Asynchronous LLM Function Calling (2412.07017v1)

Published 9 Dec 2024 in cs.CL and cs.AI

Abstract: LLMs use function calls to interface with external tools and data source. However, the current approach to LLM function calling is inherently synchronous, where each call blocks LLM inference, limiting LLM operation and concurrent function execution. In this work, we propose AsyncLM, a system for asynchronous LLM function calling. AsyncLM improves LLM's operational efficiency by enabling LLMs to generate and execute function calls concurrently. Instead of waiting for each call's completion, AsyncLM introduces an interrupt mechanism to asynchronously notify the LLM in-flight when function calls return. We design an in-context protocol for function calls and interrupts, provide fine-tuning strategy to adapt LLMs to the interrupt semantics, and implement these mechanisms efficiently on LLM inference process. We demonstrate that AsyncLM can reduce end-to-end task completion latency from 1.6x-5.4x compared to synchronous function calling on a set of benchmark tasks in the Berkeley function calling leaderboard (BFCL). Furthermore, we discuss how interrupt mechanisms can be extended to enable novel human-LLM or LLM-LLM interactions.

PDF HTML Abstract

Asynchronous Function Calling in LLMs

The paper "AsyncLM: A Synchronous LLM Function Calling" addresses an inherent inefficiency within the function calling mechanisms of LLMs. According to the authors, the current synchronous form of LLM function calling is resource inefficient because it blocks LLM inference when interfacing with external tools and data sources. This poses a significant limitation, particularly in scenarios requiring concurrent operations or rapid response rates, where each function awaits the completion of its predecessor.

To remedy these challenges, the authors propose a novel system called AsyncLM, which facilitates asynchronous function call executions. The core objective of AsyncLM is to improve operational efficiency by utilizing a unique interrupt mechanism that notifies the LLM once a function call concludes. This advancement allows the LLM to process function calls alongside ongoing token generation, effectively overlapping execution to reduce end-to-end latency.

Mechanism and Design

AsyncLM introduces a co-design between asynchronous function calls and LLM inference processes. The system employs a domain-specific language (CML) to denote function calls and interrupts, enabling the LLM to identify and respond to the return of function results effectively. The paper outlines a fine-tuning strategy to acclimatize LLMs to these interrupt semantics, ensuring that this transition from synchronous to asynchronous processing does not compromise the LLM's accuracy or inference capabilities.
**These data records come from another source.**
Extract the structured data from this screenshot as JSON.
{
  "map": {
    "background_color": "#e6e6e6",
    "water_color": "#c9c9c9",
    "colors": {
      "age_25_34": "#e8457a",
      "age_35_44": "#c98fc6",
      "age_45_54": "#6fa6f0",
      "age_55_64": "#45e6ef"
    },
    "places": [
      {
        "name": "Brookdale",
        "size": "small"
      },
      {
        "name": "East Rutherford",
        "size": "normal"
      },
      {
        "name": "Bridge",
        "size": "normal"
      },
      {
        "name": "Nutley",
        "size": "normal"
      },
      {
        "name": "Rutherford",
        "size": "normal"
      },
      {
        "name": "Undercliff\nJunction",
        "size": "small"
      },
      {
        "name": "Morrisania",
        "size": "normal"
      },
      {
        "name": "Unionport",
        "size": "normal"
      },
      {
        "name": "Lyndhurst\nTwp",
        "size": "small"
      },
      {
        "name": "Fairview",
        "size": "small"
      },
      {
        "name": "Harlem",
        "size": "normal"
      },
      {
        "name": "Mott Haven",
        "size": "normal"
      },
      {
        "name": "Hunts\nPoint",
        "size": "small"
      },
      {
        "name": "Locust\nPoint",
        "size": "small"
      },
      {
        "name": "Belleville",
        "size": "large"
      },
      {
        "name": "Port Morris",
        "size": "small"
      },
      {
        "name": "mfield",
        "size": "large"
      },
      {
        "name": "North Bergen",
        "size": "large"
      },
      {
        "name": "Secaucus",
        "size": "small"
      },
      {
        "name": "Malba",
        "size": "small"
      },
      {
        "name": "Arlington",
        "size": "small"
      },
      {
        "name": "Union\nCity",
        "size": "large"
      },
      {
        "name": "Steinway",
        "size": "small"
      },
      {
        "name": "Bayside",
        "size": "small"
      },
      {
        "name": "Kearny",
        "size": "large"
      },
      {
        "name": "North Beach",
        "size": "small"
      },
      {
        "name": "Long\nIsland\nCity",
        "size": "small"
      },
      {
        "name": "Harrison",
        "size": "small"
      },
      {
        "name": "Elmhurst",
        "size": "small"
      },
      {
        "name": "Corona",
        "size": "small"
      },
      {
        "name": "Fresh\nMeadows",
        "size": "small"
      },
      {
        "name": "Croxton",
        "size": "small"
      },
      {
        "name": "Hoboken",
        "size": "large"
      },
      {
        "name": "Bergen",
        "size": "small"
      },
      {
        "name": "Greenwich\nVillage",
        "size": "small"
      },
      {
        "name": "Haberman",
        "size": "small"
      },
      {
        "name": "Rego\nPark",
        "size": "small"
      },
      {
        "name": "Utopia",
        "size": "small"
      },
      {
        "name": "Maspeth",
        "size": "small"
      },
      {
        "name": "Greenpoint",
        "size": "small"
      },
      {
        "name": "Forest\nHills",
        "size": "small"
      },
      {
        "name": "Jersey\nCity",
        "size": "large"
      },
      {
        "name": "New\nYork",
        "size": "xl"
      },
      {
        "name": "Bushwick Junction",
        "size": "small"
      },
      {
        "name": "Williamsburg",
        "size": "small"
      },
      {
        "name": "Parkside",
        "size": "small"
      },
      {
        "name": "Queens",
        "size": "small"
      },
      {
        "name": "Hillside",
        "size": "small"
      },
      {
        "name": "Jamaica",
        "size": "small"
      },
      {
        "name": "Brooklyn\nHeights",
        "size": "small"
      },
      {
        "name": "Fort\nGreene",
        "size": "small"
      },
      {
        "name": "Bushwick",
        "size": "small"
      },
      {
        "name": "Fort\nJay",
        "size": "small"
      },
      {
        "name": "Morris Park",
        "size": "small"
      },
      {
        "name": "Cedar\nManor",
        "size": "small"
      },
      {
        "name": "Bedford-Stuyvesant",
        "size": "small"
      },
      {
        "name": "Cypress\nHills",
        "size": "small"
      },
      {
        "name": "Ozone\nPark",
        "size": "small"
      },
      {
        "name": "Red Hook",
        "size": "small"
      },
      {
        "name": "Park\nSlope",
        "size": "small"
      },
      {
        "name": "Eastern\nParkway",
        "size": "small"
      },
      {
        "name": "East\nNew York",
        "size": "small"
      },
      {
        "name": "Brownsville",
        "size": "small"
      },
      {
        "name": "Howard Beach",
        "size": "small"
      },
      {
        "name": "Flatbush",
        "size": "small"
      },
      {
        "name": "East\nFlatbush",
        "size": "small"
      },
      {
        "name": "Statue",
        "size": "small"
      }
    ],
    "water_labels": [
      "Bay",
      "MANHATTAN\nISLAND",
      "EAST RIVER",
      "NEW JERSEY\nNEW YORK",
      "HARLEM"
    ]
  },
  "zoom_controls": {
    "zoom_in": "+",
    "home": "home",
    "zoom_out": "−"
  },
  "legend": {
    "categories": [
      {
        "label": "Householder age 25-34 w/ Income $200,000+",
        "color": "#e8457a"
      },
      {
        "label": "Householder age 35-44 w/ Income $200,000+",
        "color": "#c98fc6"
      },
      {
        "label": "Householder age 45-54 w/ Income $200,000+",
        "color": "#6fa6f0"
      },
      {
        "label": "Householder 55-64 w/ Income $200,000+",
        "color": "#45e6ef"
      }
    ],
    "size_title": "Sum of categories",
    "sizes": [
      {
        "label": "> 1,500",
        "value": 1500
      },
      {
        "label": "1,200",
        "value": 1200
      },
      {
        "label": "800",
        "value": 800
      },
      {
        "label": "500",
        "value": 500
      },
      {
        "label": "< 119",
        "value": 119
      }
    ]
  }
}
The implementation on popular LLMs such as Llama 3 and GPT-4o includes in-context prompting techniques for models like GPT-4o where direct fine-tuning isn’t feasible. The developers also leveraged cloud API services like OpenAI's streaming API to demonstrate the practical application of AsyncLM in reducing latency.

Performance and Results

Performance evaluations were conducted using datasets like the Berkeley Function Calling Leaderboard (BFCL), revealing that AsyncLM significantly reduces task completion latency by factors ranging from 1.6× to 5.4× compared to traditional synchronous methods. Noteworthy, the paper asserts that asynchronous function calling is theoretically shown to be at least as fast or faster than synchronous parallel alternatives. This advancement is achieved without degrading the function calling accuracy, maintaining performance consistent with the underlying model's capabilities.

Theoretical Implications and Future Applications

Theoretically, AsyncLM invites broader considerations in LLM architecture, particularly in how LLMs interact with external functions and APIs. The ability to use asynchronous operations can be extended to enable more complex interactions, such as those between human users and LLMs, or inter-agent communications among multiple LLMs, providing new horizons for LLM application development.

Practically, the introduction of asynchronous function executions offers profound implications for applications demanding real-time processing, such as AI-driven autonomous agents and neurosymbolic systems that blend symbolic reasoning and LLM capabilities. Future research might explore the dynamism offered by asynchronous function calls in various LLM-based systems, refining the interrupt mechanism for increasingly sophisticated use cases.

In conclusion, this paper provides a substantive contribution to optimizing LLM operations, showcasing a significant reduction in latency without compromising accuracy and opening new possibilities for AI applications. AsyncLM presents a compelling case for rethinking the traditional synchronous design paradigm, moving towards more efficient, asynchronous interactions that enhance the functionality and responsiveness of LLMs.